Juin-novembre 1950, offensive nord-coréenne, contre-offensive de MacArthur

Forts de 80 000 hommes, ayant le monopole des chars et de l’aviation, les nordistes avancent comme un raz de marée vers le sud, tandis que MacArthur télégraphie à Washington : « Effondrement complet Corée du Sud imminent. » Les premières troupes américaines, débarquées le 5 juillet, ne peuvent empêcher la chute de Č’ŏng-ču (ou Chongju) et de Tä-čŏn (ou Taejon) [15-20 juill.]. En un mois, la Corée du Sud est totalement envahie, à l’exception de la tête de pont américaine de Pu-san. Dès le 6 août, MacArthur décide de risquer un débarquement sur les arrières de l’adversaire. L’opération, menée le 15 septembre par le 10e corps américain à In-č’ŏn (ou Inchon), est un remarquable succès qui permet aux forces de MacArthur d’entrer à Séoul le 28, puis de reprendre la liaison avec les forces venues de Pu-san. Totalement surpris, les Nord-Coréens refluent vers le nord, poursuivis sans répit par les Américains au-delà du 38e parallèle en direction de la frontière sino-coréenne, que sillonne le fleuve Ya-lu. Le 26 octobre, le 10e corps débarque à Wŏn-san et pousse en direction de la frontière soviétique ; à l’ouest le 9e corps, qui, le 19, a pris la capitale nordiste de P’yŏng-yang, s’arrête à proximité du Ya-lu.

Chez les Américains, l’euphorie est entière, on parle d’organiser des élections libres dans toute la Corée et de terminer la campagne. Tous les soldats de l’O. N. U. seront rentrés chez eux pour Noël, déclare le général MacArthur.

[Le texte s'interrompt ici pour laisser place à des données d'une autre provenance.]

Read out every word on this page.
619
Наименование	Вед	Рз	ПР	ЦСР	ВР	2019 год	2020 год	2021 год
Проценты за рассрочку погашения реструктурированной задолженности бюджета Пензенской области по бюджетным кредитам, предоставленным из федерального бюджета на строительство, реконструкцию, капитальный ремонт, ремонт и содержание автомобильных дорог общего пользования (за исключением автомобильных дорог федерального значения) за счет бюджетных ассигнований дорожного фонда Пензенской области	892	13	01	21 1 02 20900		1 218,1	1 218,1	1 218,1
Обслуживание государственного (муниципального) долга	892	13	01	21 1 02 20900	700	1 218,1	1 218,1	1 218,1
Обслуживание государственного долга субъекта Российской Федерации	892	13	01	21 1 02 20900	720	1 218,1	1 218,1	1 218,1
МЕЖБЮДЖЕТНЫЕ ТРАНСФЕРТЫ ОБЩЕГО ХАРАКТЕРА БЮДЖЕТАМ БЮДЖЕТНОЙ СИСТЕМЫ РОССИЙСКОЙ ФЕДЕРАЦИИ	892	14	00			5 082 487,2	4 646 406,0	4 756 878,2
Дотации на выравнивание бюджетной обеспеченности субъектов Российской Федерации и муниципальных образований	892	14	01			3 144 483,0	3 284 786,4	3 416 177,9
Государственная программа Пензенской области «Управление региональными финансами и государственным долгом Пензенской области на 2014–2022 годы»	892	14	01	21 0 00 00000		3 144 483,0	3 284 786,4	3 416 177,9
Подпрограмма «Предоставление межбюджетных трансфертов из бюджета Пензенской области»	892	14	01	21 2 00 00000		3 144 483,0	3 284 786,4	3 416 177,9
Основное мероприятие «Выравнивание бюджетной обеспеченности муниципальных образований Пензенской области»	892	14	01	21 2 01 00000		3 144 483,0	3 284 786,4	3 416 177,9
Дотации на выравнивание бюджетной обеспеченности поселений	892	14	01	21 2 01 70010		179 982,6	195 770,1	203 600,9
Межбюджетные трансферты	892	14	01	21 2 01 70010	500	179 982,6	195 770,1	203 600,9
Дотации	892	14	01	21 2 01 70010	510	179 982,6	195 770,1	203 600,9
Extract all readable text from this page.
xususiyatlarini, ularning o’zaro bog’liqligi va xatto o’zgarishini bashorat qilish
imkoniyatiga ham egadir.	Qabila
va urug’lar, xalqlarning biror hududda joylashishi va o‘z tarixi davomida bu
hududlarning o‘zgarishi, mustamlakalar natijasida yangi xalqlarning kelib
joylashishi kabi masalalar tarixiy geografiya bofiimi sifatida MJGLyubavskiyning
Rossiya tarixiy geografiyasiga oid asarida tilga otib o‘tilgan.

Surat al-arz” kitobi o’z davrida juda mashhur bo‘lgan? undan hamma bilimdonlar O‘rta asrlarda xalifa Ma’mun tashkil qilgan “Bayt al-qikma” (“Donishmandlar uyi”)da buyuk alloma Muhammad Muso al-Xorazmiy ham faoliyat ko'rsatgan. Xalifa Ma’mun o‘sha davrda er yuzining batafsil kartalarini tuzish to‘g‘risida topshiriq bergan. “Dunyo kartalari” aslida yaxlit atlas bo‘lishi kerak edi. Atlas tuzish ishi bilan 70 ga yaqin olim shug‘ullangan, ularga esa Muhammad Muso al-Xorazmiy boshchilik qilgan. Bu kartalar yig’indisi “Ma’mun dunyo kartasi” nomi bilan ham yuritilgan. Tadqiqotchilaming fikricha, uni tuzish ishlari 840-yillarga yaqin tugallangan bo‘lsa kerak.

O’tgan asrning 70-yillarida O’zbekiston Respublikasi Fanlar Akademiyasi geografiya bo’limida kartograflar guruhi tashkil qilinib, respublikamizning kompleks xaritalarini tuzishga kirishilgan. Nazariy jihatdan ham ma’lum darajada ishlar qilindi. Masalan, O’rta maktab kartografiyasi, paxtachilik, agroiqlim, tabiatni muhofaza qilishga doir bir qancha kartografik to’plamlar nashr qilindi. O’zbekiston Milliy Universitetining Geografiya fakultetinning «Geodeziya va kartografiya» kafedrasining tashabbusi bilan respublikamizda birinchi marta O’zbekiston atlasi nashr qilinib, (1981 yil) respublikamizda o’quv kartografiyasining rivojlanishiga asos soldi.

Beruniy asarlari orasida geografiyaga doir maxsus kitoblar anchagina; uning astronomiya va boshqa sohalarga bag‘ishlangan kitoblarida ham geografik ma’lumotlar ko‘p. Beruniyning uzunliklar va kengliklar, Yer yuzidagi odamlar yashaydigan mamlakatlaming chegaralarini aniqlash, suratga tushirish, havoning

L’intervention chinoise : novembre 1950

Cette victoire précaire va être rapidement remise en question. Dès la fin d’octobre, des soldats chinois font leur apparition sur le front du Ya-lu, où les Américains découvrent l’existence de plus de 40 divisions chinoises (environ 300 000 hommes). En dépit des efforts de médiation de l’Inde, l’intervention de Mao Zedong (Mao Tsö-tong) sera condamnée le 1er février 1951, non par le Conseil de sécurité, où l’U. R. S. S. a renvoyé son représentant et retrouvé son droit de veto, mais par l’Assemblée générale de l’O. N. U., d’ailleurs divisée.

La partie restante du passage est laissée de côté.